Friday, July 7, 2017


A new Spider-Man reboot in just three years should not be this good.
Alright let's cut to the chase, yes, it's the best one since the second one. There was just no doubt, that this would be worse then either of the horrible Amazing Spider-Man films, I mean how could you sink that far? Spider-Man 3, though I think it's better than most people give it credit for, was also an easy film to be better than. Compared to the first two though, Spider-Man:Homecoming just can't measure up, sorry, but have you seen those lately? They're still solid and easily among the best superhero movies ever made, without a question.
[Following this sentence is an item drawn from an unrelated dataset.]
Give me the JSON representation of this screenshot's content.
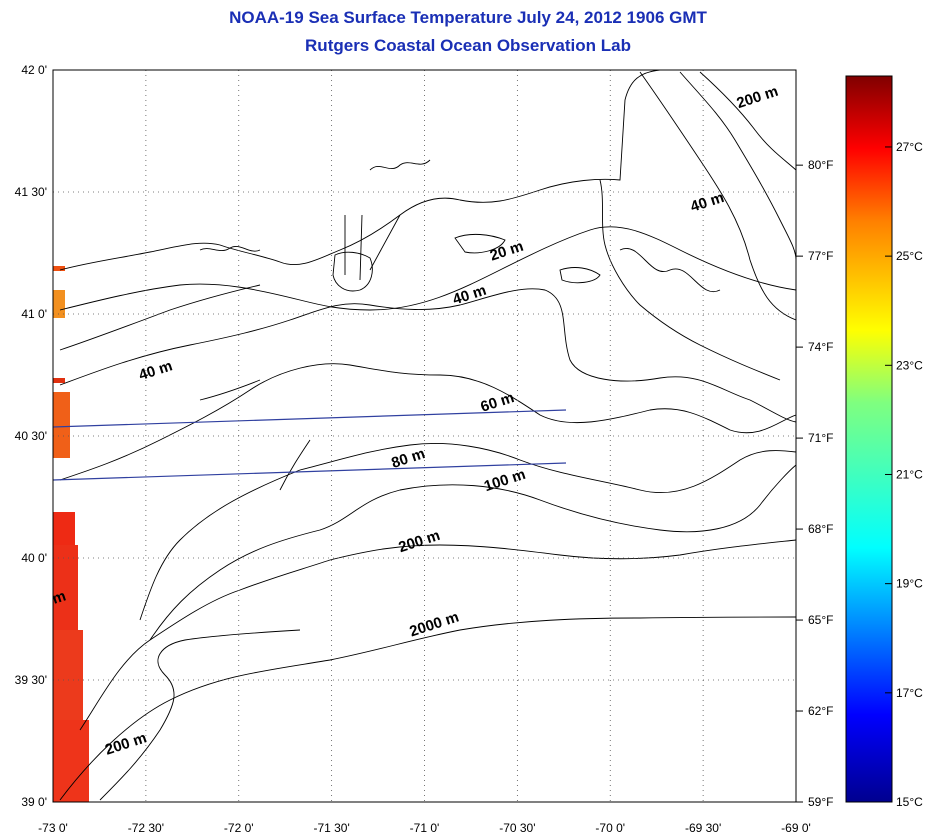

So it's the best since the second, but it's not as good as those first two.

I get how that may sound like I dislike this one, but you'll be pleasantly surprised to learn I actually really like this one. There are issues to be found, which I'll get to in a bit, but this is one solid film taken by it's own merits.

Taking place a year after the events of Captain America:Civil War, Peter finds himself bored in his life, eager to adventure with the Avengers yet again. Tony doesn't think he's ready, so until then, Spider-Man will stay as a local hero. Things get messy though, when a group of arms dealers become more open, resulting in Peter, trying to solve the mystery, as will as stopping the leader of this group, Adrian Toomes, the Vulture.

It's a pretty basic plot, as well as a charming one to sit through, how I wish that the structure felt that way though. While I do enjoy the high school aspect of the film, there's just so little time devoted to that, I honestly would've preferred an action scene, or two would've been cut to expand on that. For example, the movie gets its title because of a third act homecoming dance, but there's so little build-up to it, I honestly didn't even care about it, just a tad more devotion of time to set it up could've fixed this. With so much going on, regarding the "Spider-man" side of things, I do feel some of the human charm was lacking. Still, the hero stuff works, Holland is really funny and entertaining in the film, while Michael Keaton as the Vulture turns out to be one of the better Marvel villains, largely because we understand him, while being terrified of him.

The characters who do feel unfairly minor in their roles though, are unfortunately the two I think should of played a much bigger part. Marisa Tomei is fine as Aunt May, she gets away with one of the film's biggest laughs, but she's in it for so little, I kept wondering why is that? She's an important figure for Peter, as well as one of the few mother figures in comics that has a large impact on the hero's life, she should've been in it for more. Peter's love interest this time is Liz Allen, played by Laura Harrier, but outside a few scenes, there's really no interaction between Peter and her that convinces me that this was a worthwhile relationship to look into, that is outside a spoiler I won't reveal about her. I really wish the film had devoted more time to these two, they're lacking, yet I feel they shouldn't be.

Still, I think the cast here is solid, Tom Holland may be the best Peter to date, as mentioned before Keaton is great, while Robert Downey Jr. is fun in his extended cameo, yes, he's not in here as long as you'd expect. We also get some really good supporting cast members here. Peter's best friend, Ned, played by Jacob Batalon is an absolute scene-stealer, delivering the film's funniest line, but I imagine Zendaya as Michelle, will be a favorite for many, especially younger viewers. 

Overall, I really liked this one. Sure, I think the structure needed some tweaks, but the cast was fun to watch, even if some deserved more screen time. Spider-Man:Homecoming is definitely one of the better movies out in theaters right now, even if I felt pretty old seeing a Spider-Man that was younger than me.